Living in Manhattan, then, Taylor, Willy, and Duffy refer to her as Jase. And again, she finds herself in a new situation with a new family in a new city. Her new environment causes a further transformation of her identity, which can be seen in her new extravagant and extroverted lifestyle:
Jase. Jase was a woman who bought herself spangled heels and silk chartreuse pants. On my day off I took my week’s salary ([...]) and blew too much of it in stores along Broadway and even in the big department stores. (p. 176)
Simultaneously however, Jasmine reflects on her old identities and consciously agrees to her new lifestyle:
Jyoti would have saved [money]. But Jyoti was now a sati -goddess; she had burned herself in a trash-can-funeral pyre behind a boarded-up motel in Florida. Jasmine lived for the future, for Vijh & Wife. Jase went to movies and lived for today. In my closet hung satin blouses with vampish necklines, in my dresser lingerie I was too shy to wear in a room I shared with Duff. (p. 176)

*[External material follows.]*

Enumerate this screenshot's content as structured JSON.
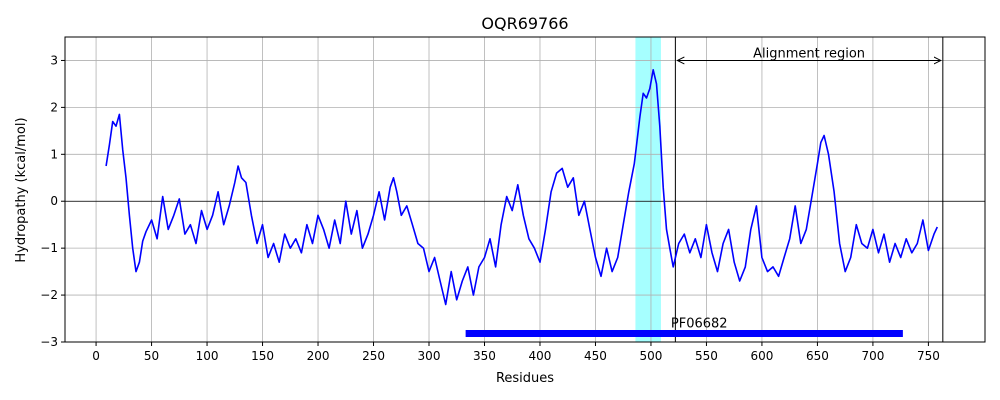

When she is ”forced” to leave New York City another transformational process starts and her new live-in lover Bud calls her Jane. Jane, then, is a typical American name and resembles the mediocrity she finds herself in. Interestingly, she never really settled in Baden for she only stayed out of dignity. The identity of the good ”soon-to-be wife” and mother of a ”typical” American family never really suited her and so , when Taylor eventually finds her, she leaves this dull identity too. Even more interestingly is the fact that she ”switches back” to an old identity on purpose, although she, throughout her journey, had always moved on, leaving certain traits behind. This might a changing moment in her entire life for she intended to return to a previously abandoned identity for, as she says, ”I like everything he [Taylor] said or did. I like the name he gave me.” (p. 176). It seems as though for once in her life she found an identity she consciously is able to stick to.

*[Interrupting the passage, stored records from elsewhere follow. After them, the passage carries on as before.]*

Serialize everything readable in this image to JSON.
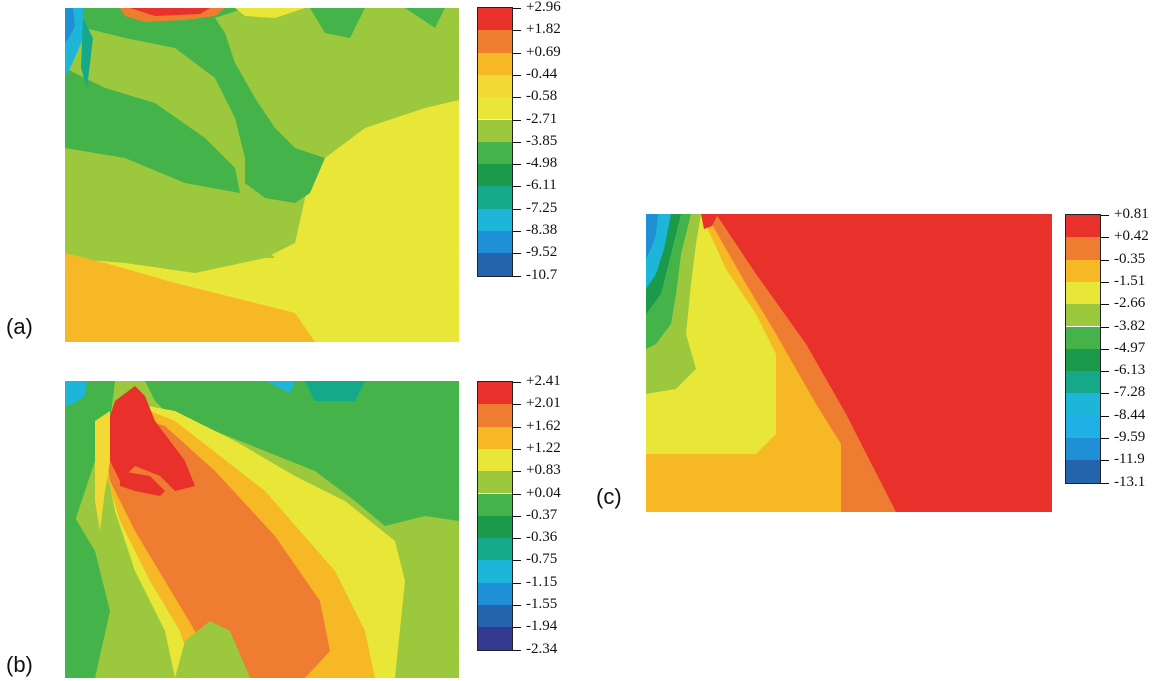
{
  "panels": [
    {
      "label": "(a)",
      "legend": [
        {
          "value": "+2.96",
          "color": "#e8312b"
        },
        {
          "value": "+1.82",
          "color": "#ef7d31"
        },
        {
          "value": "+0.69",
          "color": "#f6b824"
        },
        {
          "value": "-0.44",
          "color": "#f2d934"
        },
        {
          "value": "-0.58",
          "color": "#e8e636"
        },
        {
          "value": "-2.71",
          "color": "#9bc83d"
        },
        {
          "value": "-3.85",
          "color": "#43b34a"
        },
        {
          "value": "-4.98",
          "color": "#1c9a4c"
        },
        {
          "value": "-6.11",
          "color": "#16a989"
        },
        {
          "value": "-7.25",
          "color": "#1eb6d8"
        },
        {
          "value": "-8.38",
          "color": "#1f8fd6"
        },
        {
          "value": "-9.52",
          "color": "#2463ad"
        },
        {
          "value": "-10.7",
          "color": "#343a92"
        }
      ]
    },
    {
      "label": "(b)",
      "legend": [
        {
          "value": "+2.41",
          "color": "#e8312b"
        },
        {
          "value": "+2.01",
          "color": "#ef7d31"
        },
        {
          "value": "+1.62",
          "color": "#f6b824"
        },
        {
          "value": "+1.22",
          "color": "#e8e636"
        },
        {
          "value": "+0.83",
          "color": "#9bc83d"
        },
        {
          "value": "+0.04",
          "color": "#43b34a"
        },
        {
          "value": "-0.37",
          "color": "#1c9a4c"
        },
        {
          "value": "-0.36",
          "color": "#16a989"
        },
        {
          "value": "-0.75",
          "color": "#1eb6d8"
        },
        {
          "value": "-1.15",
          "color": "#1f8fd6"
        },
        {
          "value": "-1.55",
          "color": "#2463ad"
        },
        {
          "value": "-1.94",
          "color": "#343a92"
        },
        {
          "value": "-2.34",
          "color": "#343a92"
        }
      ]
    },
    {
      "label": "(c)",
      "legend": [
        {
          "value": "+0.81",
          "color": "#e8312b"
        },
        {
          "value": "+0.42",
          "color": "#ef7d31"
        },
        {
          "value": "-0.35",
          "color": "#f6b824"
        },
        {
          "value": "-1.51",
          "color": "#e8e636"
        },
        {
          "value": "-2.66",
          "color": "#9bc83d"
        },
        {
          "value": "-3.82",
          "color": "#43b34a"
        },
        {
          "value": "-4.97",
          "color": "#1c9a4c"
        },
        {
          "value": "-6.13",
          "color": "#16a989"
        },
        {
          "value": "-7.28",
          "color": "#1eb6d8"
        },
        {
          "value": "-8.44",
          "color": "#1fb0e6"
        },
        {
          "value": "-9.59",
          "color": "#1f8fd6"
        },
        {
          "value": "-11.9",
          "color": "#2463ad"
        },
        {
          "value": "-13.1",
          "color": "#343a92"
        }
      ]
    }
  ]
}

We now have to ask ourselves whether we can take Jasmine further and look if there are certain implications for our real world. Why and how do people actually change their identity? And if they change, who or what is responsible for the very transformation? Can one actually tell whether people have a fixed or stable identity? Or is everything concerned with a character that is subject to change? Where does one identity start and where do other people’s interpretation of certain characteristics end? One answer to these questions of identity is how people refer to each other and how it is referred to Jasmine throughout the novel.